Salah satu megatsunami tersebut terjadi pada September 2023 di Dickson Fjord, Greenland Timur. Tsunami ini pertama kali dicatat oleh seismolog melalui postingan di media sosial dan kemudian dilaporkan mengenai gelombang yang menghantam instalasi militer di Pulau Ella yang berjarak lebih dari 50 km.
Beruntung, tidak ada korban jiwa karena daerah yang terdampak merupakan pangkalan militer tanpa personel pada saat tsunami terjadi. Kemudian, pada 16 September 2023, massa batuan sebesar stadion rugby dengan tinggi sekitar 50-100 meter jatuh dari ketinggian 300–400 meter di sebuah lereng.
Para ilmuwan menemukan bahwa longsoran tersebut membawa es gletser dan berubah menjadi campuran longsoran batu-es sebelum mencapai air. Mereka menemukan bahwa megatsunami yang dihasilkan memiliki ketinggian puncak "melebihi 200 meter" dan setinggi 60 meter sepanjang 10 km di fjord.
Meskipun penyebab asli longsoran tersebut masih menjadi misteri, penelitian ini mengungkap arah dan besarnya kekuatan yang dihasilkan. Penelitian juga menunjukkan bahwa longsoran dan tsunami yang dihasilkan menciptakan getaran yang berlangsung lama di fjord, dengan gelombang yang terombang-ambing di teluk sempit fjord yang tak berpenghuni selama lebih dari seminggu.
Stasiun pengukur gempa hingga jarak 5.000 km mencatat getaran yang disebabkan oleh longsoran tersebut, tulis para peneliti.

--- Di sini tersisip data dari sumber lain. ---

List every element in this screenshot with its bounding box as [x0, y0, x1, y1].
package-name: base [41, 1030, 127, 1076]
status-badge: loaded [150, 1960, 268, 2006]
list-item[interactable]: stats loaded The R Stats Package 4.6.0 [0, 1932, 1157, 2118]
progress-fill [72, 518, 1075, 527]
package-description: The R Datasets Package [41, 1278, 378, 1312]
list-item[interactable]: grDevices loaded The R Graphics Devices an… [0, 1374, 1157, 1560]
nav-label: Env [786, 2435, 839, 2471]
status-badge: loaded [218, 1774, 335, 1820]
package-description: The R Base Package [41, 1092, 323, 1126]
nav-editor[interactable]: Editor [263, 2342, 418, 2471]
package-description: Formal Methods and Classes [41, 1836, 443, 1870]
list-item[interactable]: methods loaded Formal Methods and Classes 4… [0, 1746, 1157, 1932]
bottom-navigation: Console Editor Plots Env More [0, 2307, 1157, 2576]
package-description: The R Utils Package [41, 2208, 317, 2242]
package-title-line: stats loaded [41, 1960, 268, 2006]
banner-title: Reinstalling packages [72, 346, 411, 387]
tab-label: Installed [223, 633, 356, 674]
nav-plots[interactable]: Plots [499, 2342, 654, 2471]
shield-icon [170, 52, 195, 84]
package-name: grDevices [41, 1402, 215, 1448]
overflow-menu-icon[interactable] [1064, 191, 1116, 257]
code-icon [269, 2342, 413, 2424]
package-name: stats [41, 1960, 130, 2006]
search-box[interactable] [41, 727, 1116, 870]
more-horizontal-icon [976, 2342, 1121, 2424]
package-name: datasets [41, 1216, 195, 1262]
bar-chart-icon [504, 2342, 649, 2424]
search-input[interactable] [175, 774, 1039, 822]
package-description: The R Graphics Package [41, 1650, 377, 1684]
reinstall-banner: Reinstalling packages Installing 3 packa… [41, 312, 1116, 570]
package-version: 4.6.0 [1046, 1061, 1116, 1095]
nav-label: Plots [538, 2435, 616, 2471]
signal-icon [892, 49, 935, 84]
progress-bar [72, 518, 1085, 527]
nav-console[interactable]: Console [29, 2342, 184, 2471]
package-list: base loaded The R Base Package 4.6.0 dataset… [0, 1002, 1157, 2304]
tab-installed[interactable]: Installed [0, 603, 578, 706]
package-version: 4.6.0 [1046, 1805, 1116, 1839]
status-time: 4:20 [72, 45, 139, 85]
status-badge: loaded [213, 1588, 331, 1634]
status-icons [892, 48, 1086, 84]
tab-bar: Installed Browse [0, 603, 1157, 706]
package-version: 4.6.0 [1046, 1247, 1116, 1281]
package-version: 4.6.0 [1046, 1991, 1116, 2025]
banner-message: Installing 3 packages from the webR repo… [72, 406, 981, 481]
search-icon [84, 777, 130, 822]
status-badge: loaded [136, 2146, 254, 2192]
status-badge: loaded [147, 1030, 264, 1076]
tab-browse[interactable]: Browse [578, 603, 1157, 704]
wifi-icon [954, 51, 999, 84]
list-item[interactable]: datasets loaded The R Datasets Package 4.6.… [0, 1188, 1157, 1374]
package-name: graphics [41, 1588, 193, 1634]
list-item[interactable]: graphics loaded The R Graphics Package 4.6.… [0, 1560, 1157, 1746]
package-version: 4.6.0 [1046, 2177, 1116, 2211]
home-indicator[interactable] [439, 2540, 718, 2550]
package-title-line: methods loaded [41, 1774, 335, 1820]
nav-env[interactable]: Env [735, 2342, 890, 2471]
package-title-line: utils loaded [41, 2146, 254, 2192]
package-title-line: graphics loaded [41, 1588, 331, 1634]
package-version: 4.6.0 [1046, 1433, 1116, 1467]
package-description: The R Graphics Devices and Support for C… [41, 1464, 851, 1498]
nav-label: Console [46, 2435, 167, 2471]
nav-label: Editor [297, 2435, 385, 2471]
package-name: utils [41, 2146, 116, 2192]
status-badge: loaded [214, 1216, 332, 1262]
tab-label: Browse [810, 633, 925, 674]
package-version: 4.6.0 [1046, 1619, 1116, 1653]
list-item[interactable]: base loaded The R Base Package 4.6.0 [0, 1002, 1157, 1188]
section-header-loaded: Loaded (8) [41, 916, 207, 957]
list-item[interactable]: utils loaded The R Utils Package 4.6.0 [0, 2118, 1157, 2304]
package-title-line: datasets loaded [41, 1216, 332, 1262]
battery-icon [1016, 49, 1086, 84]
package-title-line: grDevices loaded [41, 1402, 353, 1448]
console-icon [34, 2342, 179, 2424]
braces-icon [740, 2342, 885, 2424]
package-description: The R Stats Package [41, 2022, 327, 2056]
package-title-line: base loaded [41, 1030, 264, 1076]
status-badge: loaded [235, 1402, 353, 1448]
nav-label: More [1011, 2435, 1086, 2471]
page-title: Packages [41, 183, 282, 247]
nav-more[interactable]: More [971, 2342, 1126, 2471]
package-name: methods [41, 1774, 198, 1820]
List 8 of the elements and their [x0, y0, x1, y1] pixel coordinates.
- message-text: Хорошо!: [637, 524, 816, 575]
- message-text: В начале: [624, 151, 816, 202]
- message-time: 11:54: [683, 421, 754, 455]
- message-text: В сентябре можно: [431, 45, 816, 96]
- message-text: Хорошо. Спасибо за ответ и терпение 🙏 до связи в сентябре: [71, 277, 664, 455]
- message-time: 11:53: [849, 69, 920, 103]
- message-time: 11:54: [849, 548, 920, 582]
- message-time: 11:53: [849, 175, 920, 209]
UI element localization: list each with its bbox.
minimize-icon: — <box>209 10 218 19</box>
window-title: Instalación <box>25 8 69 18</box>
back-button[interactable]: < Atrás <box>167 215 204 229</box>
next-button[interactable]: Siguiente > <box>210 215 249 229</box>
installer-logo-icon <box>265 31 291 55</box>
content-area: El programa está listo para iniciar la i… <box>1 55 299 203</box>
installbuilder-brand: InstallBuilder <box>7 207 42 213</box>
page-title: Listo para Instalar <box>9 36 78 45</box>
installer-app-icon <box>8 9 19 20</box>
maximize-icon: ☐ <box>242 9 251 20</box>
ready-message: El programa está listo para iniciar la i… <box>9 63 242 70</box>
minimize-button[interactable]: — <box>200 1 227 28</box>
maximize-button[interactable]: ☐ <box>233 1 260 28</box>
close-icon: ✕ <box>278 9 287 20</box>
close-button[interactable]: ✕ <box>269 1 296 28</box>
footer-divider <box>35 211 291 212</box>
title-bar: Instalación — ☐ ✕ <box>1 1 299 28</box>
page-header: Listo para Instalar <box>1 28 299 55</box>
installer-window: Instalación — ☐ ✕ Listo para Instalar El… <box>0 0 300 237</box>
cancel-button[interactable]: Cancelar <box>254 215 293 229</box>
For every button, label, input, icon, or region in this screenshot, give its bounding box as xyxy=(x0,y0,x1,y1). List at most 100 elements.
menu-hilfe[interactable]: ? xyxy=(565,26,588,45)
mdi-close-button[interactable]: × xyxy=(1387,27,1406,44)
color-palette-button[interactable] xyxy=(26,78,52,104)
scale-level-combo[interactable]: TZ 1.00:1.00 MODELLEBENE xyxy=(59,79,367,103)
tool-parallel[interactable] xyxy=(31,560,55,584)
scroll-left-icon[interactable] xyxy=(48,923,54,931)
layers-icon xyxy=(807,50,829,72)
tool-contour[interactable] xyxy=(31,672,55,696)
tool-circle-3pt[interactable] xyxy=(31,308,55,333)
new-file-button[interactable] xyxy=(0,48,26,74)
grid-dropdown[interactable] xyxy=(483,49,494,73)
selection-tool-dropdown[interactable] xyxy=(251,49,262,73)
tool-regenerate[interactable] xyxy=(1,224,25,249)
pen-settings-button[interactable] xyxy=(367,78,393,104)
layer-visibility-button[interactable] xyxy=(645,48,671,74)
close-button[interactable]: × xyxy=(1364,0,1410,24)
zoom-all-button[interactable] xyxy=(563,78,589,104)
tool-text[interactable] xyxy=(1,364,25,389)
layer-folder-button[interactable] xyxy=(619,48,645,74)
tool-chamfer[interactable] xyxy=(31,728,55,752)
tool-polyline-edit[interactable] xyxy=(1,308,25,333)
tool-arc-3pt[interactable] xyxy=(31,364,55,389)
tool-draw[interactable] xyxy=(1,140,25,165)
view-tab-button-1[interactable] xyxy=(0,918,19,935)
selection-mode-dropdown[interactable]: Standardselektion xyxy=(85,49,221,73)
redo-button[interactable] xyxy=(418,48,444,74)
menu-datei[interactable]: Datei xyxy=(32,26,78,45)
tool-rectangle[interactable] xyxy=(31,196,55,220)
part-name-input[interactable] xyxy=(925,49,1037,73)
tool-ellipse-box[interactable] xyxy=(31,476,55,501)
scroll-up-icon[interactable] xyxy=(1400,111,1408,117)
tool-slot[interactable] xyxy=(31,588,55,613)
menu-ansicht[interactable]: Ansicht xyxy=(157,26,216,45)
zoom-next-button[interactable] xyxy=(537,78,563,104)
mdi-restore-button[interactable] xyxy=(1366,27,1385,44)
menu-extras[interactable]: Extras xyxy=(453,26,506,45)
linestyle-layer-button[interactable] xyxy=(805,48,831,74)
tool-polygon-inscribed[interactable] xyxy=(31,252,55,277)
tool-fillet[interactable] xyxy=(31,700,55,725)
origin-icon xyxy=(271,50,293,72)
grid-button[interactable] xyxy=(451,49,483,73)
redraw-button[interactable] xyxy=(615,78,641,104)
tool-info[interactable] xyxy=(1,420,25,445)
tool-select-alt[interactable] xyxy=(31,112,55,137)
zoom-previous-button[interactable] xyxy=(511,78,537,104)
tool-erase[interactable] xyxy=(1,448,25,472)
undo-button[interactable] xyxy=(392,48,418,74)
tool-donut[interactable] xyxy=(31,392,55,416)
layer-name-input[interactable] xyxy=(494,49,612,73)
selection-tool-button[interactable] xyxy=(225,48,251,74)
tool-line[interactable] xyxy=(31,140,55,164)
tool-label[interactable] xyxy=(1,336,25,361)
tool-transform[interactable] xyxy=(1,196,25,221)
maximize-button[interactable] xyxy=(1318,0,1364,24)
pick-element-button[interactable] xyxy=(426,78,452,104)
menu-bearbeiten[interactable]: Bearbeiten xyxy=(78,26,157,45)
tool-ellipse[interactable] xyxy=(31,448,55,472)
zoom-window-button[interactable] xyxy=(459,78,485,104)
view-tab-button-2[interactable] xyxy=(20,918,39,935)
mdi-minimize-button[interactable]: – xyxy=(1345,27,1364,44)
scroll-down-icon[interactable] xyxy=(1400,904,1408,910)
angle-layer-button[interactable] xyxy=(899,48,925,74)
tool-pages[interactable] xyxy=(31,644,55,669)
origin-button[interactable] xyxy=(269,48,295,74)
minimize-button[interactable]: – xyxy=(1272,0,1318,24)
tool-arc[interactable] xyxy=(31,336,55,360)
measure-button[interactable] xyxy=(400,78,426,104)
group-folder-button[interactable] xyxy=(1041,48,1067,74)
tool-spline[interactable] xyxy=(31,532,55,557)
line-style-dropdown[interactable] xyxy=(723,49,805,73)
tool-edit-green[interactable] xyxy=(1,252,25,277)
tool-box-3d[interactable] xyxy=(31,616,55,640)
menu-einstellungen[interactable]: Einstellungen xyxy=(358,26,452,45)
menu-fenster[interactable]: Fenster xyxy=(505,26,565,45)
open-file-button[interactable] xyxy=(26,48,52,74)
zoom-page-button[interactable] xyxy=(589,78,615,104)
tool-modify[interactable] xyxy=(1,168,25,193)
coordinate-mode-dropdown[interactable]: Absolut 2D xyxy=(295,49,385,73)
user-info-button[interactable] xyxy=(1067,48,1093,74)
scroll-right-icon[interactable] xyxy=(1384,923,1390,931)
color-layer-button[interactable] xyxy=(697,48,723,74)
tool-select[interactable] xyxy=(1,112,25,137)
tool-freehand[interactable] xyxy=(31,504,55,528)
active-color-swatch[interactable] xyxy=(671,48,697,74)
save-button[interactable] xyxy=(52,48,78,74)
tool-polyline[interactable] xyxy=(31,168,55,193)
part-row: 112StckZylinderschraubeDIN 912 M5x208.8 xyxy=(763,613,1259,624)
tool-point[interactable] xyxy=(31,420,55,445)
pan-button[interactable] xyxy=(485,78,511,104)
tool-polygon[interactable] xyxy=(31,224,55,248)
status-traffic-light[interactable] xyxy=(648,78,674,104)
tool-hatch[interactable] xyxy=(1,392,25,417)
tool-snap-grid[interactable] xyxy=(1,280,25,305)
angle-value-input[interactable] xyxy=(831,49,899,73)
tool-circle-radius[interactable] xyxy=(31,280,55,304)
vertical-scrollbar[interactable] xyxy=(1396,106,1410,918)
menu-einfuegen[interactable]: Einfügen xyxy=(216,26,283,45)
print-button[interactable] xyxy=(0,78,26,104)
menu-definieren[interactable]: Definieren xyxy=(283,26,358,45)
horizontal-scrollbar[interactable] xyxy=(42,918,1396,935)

Ada juga sinyal yang berlangsung sangat lama yang dicatat oleh seismometer selama lebih dari seminggu setelah kejadian tersebut.
"Yang tidak biasa dari kejadian ini adalah durasinya yang lama," kata Angela Carrillo Ponce, salah satu penulis studi tersebut.
Para peneliti percaya bahwa temuan baru ini dapat membantu memahami lebih baik kejadian serupa dan kemungkinan kaitannya dengan perubahan iklim.
"Jelas bahwa mundurnya gletser yang sebelumnya memenuhi seluruh lembah, dan mencairnya permafrost, menyebabkan peningkatan longsoran," tulis para ilmuwan.
"Perubahan iklim mempercepat pencairan gletser dan dengan demikian dapat meningkatkan risiko megatsunami," tambah mereka.